Marie Jolie Rwigema has been living in Toronto and calling herself queer for more than a decade. In a city the size of Toronto, she says, the LGBT community is split into smaller scenes, each with its own set of values and language to describe itself.

“You can go to a party which is all black, you can go to a party that’s all South Asian, you can go to a party that are all trans, and each of them will use their own language to describe themselves,” she says. “It’s not simple.”

Rwigema says she identifies strongly with the word queer for its history as an oppositional and anti-oppressive identity, as does most of her community of 20- and 30-something artists and activists of colour. She thinks the communities in Toronto that refer to themselves predominantly as gay and lesbian tend to be predominantly white.

“Queer people of colour, queer or trans or genderqueer — nobody is using the words gay and lesbian at all,” she says. “They’re all indicators of lines of division, distinction around gender identity and racial and ethno-cultural identity.”

Victoria Schwarz grew up in cottage country outside Toronto and believes the word queer is a strong and unifying descriptor for a large and diverse group of people. But the word lesbian, she says, allows her to carve out a space under that umbrella that better reflects her femininity.
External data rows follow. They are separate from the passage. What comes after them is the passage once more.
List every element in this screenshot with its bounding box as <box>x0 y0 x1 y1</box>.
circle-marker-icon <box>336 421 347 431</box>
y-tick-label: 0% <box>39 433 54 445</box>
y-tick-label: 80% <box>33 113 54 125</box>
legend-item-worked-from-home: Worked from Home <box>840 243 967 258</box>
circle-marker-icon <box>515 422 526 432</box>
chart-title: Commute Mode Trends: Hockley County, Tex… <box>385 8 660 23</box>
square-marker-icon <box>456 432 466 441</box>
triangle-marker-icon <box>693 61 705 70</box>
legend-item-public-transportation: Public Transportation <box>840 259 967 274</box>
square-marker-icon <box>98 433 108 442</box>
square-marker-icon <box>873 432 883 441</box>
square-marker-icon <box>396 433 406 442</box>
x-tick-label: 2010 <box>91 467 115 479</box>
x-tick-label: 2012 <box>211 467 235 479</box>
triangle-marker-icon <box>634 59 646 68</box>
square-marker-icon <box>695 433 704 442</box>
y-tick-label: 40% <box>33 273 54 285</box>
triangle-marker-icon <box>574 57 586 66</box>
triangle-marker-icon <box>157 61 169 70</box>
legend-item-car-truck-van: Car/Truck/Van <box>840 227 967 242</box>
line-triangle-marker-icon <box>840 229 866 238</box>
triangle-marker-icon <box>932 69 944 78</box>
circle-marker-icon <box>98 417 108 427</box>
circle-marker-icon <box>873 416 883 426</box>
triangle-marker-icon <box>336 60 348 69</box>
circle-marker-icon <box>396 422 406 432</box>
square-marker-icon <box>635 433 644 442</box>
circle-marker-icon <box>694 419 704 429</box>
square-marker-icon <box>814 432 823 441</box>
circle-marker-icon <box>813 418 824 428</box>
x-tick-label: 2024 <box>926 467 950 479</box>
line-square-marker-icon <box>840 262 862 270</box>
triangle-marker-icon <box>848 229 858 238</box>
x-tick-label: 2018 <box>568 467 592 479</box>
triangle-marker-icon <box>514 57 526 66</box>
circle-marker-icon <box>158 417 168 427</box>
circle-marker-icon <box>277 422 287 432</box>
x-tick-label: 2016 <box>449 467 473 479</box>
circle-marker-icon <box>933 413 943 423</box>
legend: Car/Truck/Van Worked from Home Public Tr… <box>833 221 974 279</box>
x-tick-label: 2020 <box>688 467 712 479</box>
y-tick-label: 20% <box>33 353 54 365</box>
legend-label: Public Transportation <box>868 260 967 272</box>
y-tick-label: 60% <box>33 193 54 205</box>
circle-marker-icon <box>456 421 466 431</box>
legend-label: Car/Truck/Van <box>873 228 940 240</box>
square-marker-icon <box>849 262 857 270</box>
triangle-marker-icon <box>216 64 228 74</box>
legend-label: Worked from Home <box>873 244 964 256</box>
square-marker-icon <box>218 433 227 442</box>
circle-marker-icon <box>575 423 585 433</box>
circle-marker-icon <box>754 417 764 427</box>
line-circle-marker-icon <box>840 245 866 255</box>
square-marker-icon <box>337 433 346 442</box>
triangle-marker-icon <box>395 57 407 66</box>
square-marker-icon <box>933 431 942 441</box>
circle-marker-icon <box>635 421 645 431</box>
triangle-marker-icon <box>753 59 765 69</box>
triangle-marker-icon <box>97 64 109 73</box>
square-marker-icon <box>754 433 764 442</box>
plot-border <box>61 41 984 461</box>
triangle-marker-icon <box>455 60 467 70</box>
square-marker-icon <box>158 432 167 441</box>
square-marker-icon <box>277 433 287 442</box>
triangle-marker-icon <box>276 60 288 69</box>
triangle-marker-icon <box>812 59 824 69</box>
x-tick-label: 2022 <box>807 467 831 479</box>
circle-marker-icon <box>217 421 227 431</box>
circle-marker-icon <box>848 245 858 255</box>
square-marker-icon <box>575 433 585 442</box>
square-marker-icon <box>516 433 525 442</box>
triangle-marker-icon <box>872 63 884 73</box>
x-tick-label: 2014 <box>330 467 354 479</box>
“Even just identifying as a lesbian is a bit more pinpointed, a big more feminine and woman-centric,” she says. But she prefers to go one step further, most often identifying as a femme lesbian.

Given her feminine appearance, she says, she often feels invisible, even among other queer people.

“We’re assumed straight until proven elsewise,” she says. “Even in the gay community it’s little bit like that, and I think that’s one of the reasons I call myself a feminine lesbian because it’s an important part of my identity. I’m not just a lesbian. I’m a feminine lesbian.”